Drowning Your Sorrows
People who drink to drown their sorrows should be told that sorrow knows how to swim.
— Ann Landers.
This time, like all times, is a very good one, if we but know what to do with it.
— Ralph Waldo Emerson
Twenty years from now you will be more disappointed by the things that you didn’t do than by the ones you did do. So throw off the bowlines. Sail away from the safe harbor. Catch the trade winds in your sails. Explore. Dream. Discover.
— Mark Twain
It seems as though Mark Twain was also inspired by the William Shedd quote I posted yesterday.
From now on, we live in a world where man has walked on the moon.

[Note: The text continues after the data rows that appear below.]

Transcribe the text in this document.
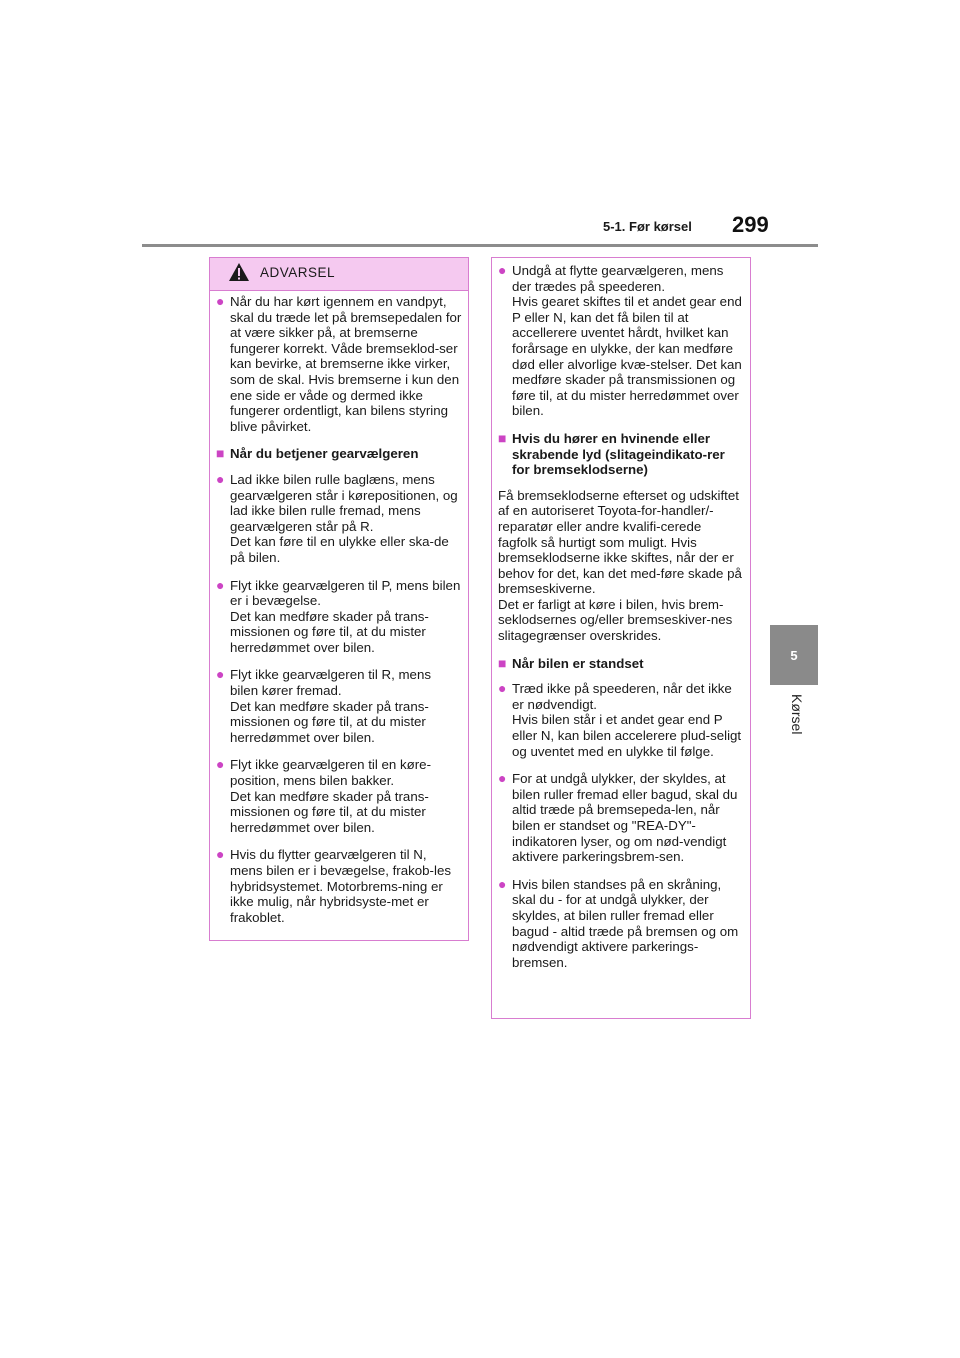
5-1. Før kørsel 299
5
Kørsel
ADVARSEL
● Når du har kørt igennem en vandpyt, skal du træde let på bremsepedalen for at være sikker på, at bremserne fungerer korrekt. Våde bremseklod-ser kan bevirke, at bremserne ikke virker, som de skal. Hvis bremserne i kun den ene side er våde og dermed ikke fungerer ordentligt, kan bilens styring blive påvirket.
■ Når du betjener gearvælgeren
● Lad ikke bilen rulle baglæns, mens gearvælgeren står i kørepositionen, og lad ikke bilen rulle fremad, mens gearvælgeren står på R.
Det kan føre til en ulykke eller ska-de på bilen.
● Flyt ikke gearvælgeren til P, mens bilen er i bevægelse.
Det kan medføre skader på trans-missionen og føre til, at du mister herredømmet over bilen.
● Flyt ikke gearvælgeren til R, mens bilen kører fremad.
Det kan medføre skader på trans-missionen og føre til, at du mister herredømmet over bilen.
● Flyt ikke gearvælgeren til en køre-position, mens bilen bakker.
Det kan medføre skader på trans-missionen og føre til, at du mister herredømmet over bilen.
● Hvis du flytter gearvælgeren til N, mens bilen er i bevægelse, frakob-les hybridsystemet. Motorbrems-ning er ikke mulig, når hybridsyste-met er frakoblet.
● Undgå at flytte gearvælgeren, mens der trædes på speederen.
Hvis gearet skiftes til et andet gear end P eller N, kan det få bilen til at accellerere uventet hårdt, hvilket kan forårsage en ulykke, der kan medføre død eller alvorlige kvæ-stelser. Det kan medføre skader på transmissionen og føre til, at du mister herredømmet over bilen.
■ Hvis du hører en hvinende eller skrabende lyd (slitageindikato-rer for bremseklodserne)
Få bremseklodserne efterset og udskiftet af en autoriseret Toyota-for-handler/-reparatør eller andre kvalifi-cerede fagfolk så hurtigt som muligt. Hvis bremseklodserne ikke skiftes, når der er behov for det, kan det med-føre skade på bremseskiverne.
Det er farligt at køre i bilen, hvis brem-seklodsernes og/eller bremseskiver-nes slitagegrænser overskrides.
■ Når bilen er standset
● Træd ikke på speederen, når det ikke er nødvendigt.
Hvis bilen står i et andet gear end P eller N, kan bilen accelerere plud-seligt og uventet med en ulykke til følge.
● For at undgå ulykker, der skyldes, at bilen ruller fremad eller bagud, skal du altid træde på bremsepeda-len, når bilen er standset og "REA-DY"-indikatoren lyser, og om nød-vendigt aktivere parkeringsbrem-sen.
● Hvis bilen standses på en skråning, skal du - for at undgå ulykker, der skyldes, at bilen ruller fremad eller bagud - altid træde på bremsen og om nødvendigt aktivere parkerings-bremsen.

And it’s not a miracle, we just decided to go.
— Jim Lovell
There is a scene in the movie Apollo 13 in which astronaut Jim Lovell is hosting a dinner party at his house. At some point in the evening he escapes the hubbub of his guests and takes a seat in a lawn chair in the back yard. When someone comes out to join him he utters the phrase above.
The moon landings were the culmination of a gargantuan series of tasks. Thousands of people invested hundreds of thousands of hours coordinating and delivering on thousands of tasks. It wasn’t a miracle that we landed on the moon. We just set our minds to it and decided to go.
Theme of the week: Just decide to go.